Fighting hunger with healthy food
OSU Extension project focused on creating healthy communities
By GARY BROCK
COLUMBUS —Dan Remley wants nutritious, healthy food available to all Ohioans no matter where they live or how far they are from a grocery store.
Remley, field specialist in food, nutrition and wellness at Ohio State University Extension, now has the means to achieve that goal.
Ohio State University Extension is taking part in a five-year, $4 million grant to help isolated communities increase availability of nutritious foods. The announcement of the grant — which involves seven states — was made last month, and Remley is the OSU representative on the team planning the multi-state project.
Late in April the team met via conference call to map out a strategy of how to get isolated communities closer to the food they need.
“We’re focusing on areas defined as ‘rural food deserts’ as defined by the U.S. Department of Agriculture,” said Remley. “These are low-income census tracts where a substantial number or share of people are far from supermarkets, generally in the southern and eastern parts of the state.”
The project, called “Voices for Food,” is being led by South Dakota State University and also includes land-grant university researchers in Indiana, Michigan, Missouri and Nebraska.
Remley talked with ACRES of Southwest Ohio just hours after the team held their first meeting by phone.
He said the new program will be looking at specific Ohio counties for the assistance, but would not say yet what counties will be in the program.
“We have not approached any Ohio counties yet.” He said that southern and eastern Ohio rural counties would be the most likely areas. He also said the targeted counties should have a “strong (OSU) Extension presence.” The communities involved in the project will be contacted by the summer of 2014.
“We want to pull together ‘stake holders’ in each of these rural communities that are concerned about the availability of food,” he said. “The idea is to share resources, to work toward the common goal of reducing food insecurity in rural communities.” He said that the stake holders would develop “food policy councils” within the counties to address hunger issues.
The team is testing the theory that communities with local food policy councils will have better food security — or less of a hunger problem — than those that don’t, Remley said. Improving food pantries is one of the project’s main goals.
Extension educators will work with established food policy councils or help communities form them. Ideally, food policy councils have a broad range of stakeholders on board, including people who experience food insecurity and those who can provide food or equipment that pantries need, Remley said.
“Emergency food pantries and kitchens were originally designed for short-term food relief, but we’re seeing a lot of people becoming dependent on pantries for their weekly or monthly food needs,” Remley said. “Unfortunately, a lot of pantries don’t offer the healthiest choices.

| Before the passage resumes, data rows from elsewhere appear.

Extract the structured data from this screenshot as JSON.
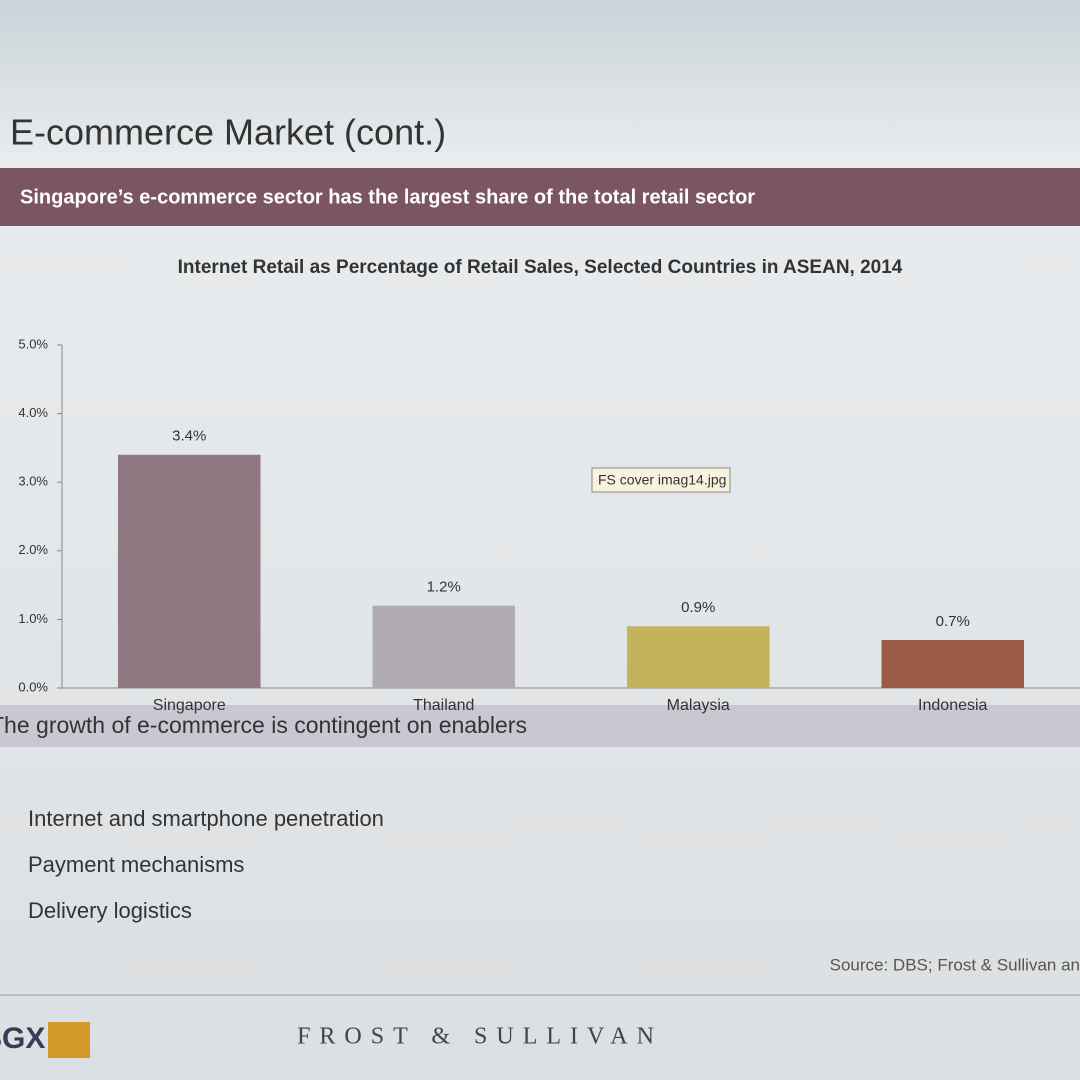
{
  "slide": {
    "title": "E-commerce Market (cont.)",
    "banner": "Singapore’s e-commerce sector has the largest share of the total retail sector",
    "tooltip": "FS cover imag14.jpg",
    "section_heading": "The growth of e-commerce is contingent on enablers",
    "bullets": [
      "Internet and smartphone penetration",
      "Payment mechanisms",
      "Delivery logistics"
    ],
    "source": "Source: DBS; Frost & Sullivan an",
    "footer_left": "SGX",
    "footer_center": "FROST & SULLIVAN"
  },
  "chart_data": {
    "type": "bar",
    "title": "Internet Retail as Percentage of Retail Sales, Selected Countries in ASEAN, 2014",
    "categories": [
      "Singapore",
      "Thailand",
      "Malaysia",
      "Indonesia"
    ],
    "values": [
      3.4,
      1.2,
      0.9,
      0.7
    ],
    "value_labels": [
      "3.4%",
      "1.2%",
      "0.9%",
      "0.7%"
    ],
    "colors": [
      "#8e7882",
      "#b1abb4",
      "#c2b35c",
      "#9a5a43"
    ],
    "ylim": [
      0,
      5
    ],
    "yticks": [
      {
        "value": 0,
        "label": "0.0%"
      },
      {
        "value": 1,
        "label": "1.0%"
      },
      {
        "value": 2,
        "label": "2.0%"
      },
      {
        "value": 3,
        "label": "3.0%"
      },
      {
        "value": 4,
        "label": "4.0%"
      },
      {
        "value": 5,
        "label": "5.0%"
      }
    ]
  }
}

“We’re trying to address that through the food policy councils.”
A key component of the project is to encourage food pantries to adopt a “guided client choice” model, in which clients can choose foods from different food groups available at the pantry instead of being offered pre-packaged selections. The project will also develop nutrition education resources to be used in food pantries.
“To develop choice food pantries, you need to involve clients, food pantry directors, and organizations that secure donations such as schools and churches,” Remley said. “They need to procure not just canned goods but focus on healthier choices.”
It’s also important to form linkages between pantries and local farms and gardens to supply fresh foods, he said.
“For example, one of the biggest challenges for pantries is to get a variety of foods in the dairy group,” Remley said. “A lot of times, they just have dry milk. With more partners helping, fresh milk and other dairy options can become available.”
Remley has long experience with the choice food pantry model, helping create such a pantry when he was the family and consumer sciences educator for OSU Extension in Butler County. By working on this project, he said he hopes to find ways to improve the model.
“Grocery stores often put the most profitable or the most expensive items at eye-level as a subtle way to encourage consumers to purchase them. In the food pantry environment, we want to make changes so the easiest choice is the healthiest choice.
“Combine that with nutrition education, and everyone wins.”
(Gary Brock is Editor of ACRES of Southwest Ohio. OSU Extension contributed to this story.)